MIAMI (AP) — Aside from being scarily large and voracious, Burmese pythons also are really good at finding their way home, according to new research conducted in Florida's Everglades.
The discovery about pythons' unusual navigational abilities doesn't much help wildlife agencies desperately trying to curb the invasive snake's population in the fragile wetlands. It might be something reptile owners should think about, though, if they've considered illegally dumping an unwanted pet python in the wild.
"This is like the difference between homing pigeons and other birds," said the University of Florida's Frank Mazzotti, one of the researchers for the study being published Wednesday in Biology Letters, a journal of Britain's Royal Society.
Mazzotti and other researchers have been studying what pythons eat and trying to find a way to keep their population from growing. In 2006 and 2007, they captured 12 adult pythons in Everglades National Park and surgically implanted radio transmitters in the snakes to track their movements.

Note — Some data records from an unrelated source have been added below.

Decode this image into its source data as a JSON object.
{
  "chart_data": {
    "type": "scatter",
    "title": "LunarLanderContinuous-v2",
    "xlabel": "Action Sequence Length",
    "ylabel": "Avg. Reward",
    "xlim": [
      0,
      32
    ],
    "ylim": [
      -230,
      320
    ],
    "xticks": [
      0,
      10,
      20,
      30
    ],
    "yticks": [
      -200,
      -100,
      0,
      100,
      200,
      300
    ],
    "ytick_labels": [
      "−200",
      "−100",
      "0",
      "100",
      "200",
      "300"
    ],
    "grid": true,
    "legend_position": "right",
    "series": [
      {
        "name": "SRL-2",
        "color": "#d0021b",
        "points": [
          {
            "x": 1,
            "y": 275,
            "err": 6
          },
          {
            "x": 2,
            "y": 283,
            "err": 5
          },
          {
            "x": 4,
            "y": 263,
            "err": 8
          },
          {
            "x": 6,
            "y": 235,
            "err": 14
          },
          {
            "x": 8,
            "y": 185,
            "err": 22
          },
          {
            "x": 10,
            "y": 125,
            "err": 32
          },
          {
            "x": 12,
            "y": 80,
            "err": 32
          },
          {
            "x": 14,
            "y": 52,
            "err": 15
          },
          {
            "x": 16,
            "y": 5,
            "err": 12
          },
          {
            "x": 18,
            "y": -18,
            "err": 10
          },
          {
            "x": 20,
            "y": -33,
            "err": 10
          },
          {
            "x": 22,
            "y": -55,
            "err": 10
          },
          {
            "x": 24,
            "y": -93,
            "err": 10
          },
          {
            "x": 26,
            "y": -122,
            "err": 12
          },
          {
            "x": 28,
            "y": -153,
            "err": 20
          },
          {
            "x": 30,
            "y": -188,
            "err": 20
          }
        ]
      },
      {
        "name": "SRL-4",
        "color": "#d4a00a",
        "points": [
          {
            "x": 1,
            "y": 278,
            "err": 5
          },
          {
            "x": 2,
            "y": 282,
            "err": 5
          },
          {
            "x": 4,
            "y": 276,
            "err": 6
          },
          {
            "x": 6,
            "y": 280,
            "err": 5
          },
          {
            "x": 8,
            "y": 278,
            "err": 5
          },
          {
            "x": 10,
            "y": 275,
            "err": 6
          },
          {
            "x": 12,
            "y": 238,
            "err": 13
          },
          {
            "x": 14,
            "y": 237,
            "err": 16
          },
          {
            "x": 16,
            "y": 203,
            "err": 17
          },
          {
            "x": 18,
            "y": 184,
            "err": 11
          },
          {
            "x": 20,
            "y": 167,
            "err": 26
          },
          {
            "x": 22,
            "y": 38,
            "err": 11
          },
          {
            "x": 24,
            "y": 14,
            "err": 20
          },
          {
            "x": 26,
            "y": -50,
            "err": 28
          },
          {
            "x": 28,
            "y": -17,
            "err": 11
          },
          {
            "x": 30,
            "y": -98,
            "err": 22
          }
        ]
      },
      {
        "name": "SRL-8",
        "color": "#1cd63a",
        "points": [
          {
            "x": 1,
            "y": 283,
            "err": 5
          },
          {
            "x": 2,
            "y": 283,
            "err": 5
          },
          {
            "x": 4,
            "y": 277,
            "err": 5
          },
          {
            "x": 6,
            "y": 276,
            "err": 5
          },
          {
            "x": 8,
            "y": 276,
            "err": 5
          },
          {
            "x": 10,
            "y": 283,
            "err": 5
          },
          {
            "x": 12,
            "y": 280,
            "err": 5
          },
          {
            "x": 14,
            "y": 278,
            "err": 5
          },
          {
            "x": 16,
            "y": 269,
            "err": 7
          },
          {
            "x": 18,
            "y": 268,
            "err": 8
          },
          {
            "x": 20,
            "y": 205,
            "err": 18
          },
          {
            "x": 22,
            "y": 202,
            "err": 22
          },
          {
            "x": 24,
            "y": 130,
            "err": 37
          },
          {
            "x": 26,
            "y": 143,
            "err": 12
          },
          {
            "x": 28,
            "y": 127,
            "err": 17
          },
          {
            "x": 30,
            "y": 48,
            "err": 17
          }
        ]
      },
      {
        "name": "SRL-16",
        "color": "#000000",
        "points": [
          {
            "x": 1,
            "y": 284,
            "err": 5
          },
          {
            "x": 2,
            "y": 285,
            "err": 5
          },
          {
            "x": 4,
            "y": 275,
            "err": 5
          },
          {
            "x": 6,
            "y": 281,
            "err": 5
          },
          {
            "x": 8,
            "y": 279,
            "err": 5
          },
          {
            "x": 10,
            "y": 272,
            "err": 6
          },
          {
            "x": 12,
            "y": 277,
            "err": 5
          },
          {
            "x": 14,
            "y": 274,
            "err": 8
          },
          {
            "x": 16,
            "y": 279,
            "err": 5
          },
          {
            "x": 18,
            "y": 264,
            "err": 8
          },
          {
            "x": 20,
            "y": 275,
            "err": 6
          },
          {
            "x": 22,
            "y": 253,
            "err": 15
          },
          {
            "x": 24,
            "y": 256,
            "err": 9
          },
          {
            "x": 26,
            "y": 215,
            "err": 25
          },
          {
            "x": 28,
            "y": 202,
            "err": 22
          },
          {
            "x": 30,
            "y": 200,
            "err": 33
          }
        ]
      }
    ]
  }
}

Six of the snakes were released in areas 13 to 22 miles from where they originally were captured. To the researchers' surprise, the snakes figured out which way was home, and they stayed on track for months even when temperatures dropped and the cold-blooded snakes were less active. Unlike other snakes, the pythons moved with a purpose through their landscape instead of slithering randomly. It took the snakes three to nine months to get back to their original locations, according to the researchers.
Little is known about pythons' movements in their native habitats in India and other parts of Asia, and researchers had expected the snakes to establish new home ranges where they were released, said Shannon Pittman of the University of Missouri-Columbia, the study's lead author.
It's not clear how the snakes mapped out their routes — whether they relied on smell, light or some kind of magnetic force. If researchers can figure out what the snakes look for in the landscape, then maybe they'll have an easier time spotting pythons in the wild, Mazzotti said.
"I can't say it's going to provide us with any magical management solutions. It's really neat that the pythons do this," Mazzotti said.
Along with Pittman and Mazzotti, the study's authors include researchers from Davidson College, the U.S. Geological Survey and the National Park Service.
Estimates for how many pythons now call South Florida home vary wildly, ranging from several thousands to 100,000 or more. The tan, splotchy snakes can disappear in the vast wetlands, and researchers say they'll fail to see a python they're tracking with a radio tracking device until they're nearly standing on it.
Florida's population of Burmese pythons likely developed from pets let loose either intentionally or in the aftermath of Hurricane Andrew in 1992.
State and federal officials have evaluated specially designed traps, dogs trained to sniff out pythons and a massive amateur hunt to try and get a handle on the invasive python population. So far, only cold weather and "exotic pet amnesty days," where people can relinquish non-native species with no questions asked, have reliably delivered pythons to officials.
Florida prohibits possession or sale of the pythons for use as pets, and federal law bans the importation and interstate sale of the species.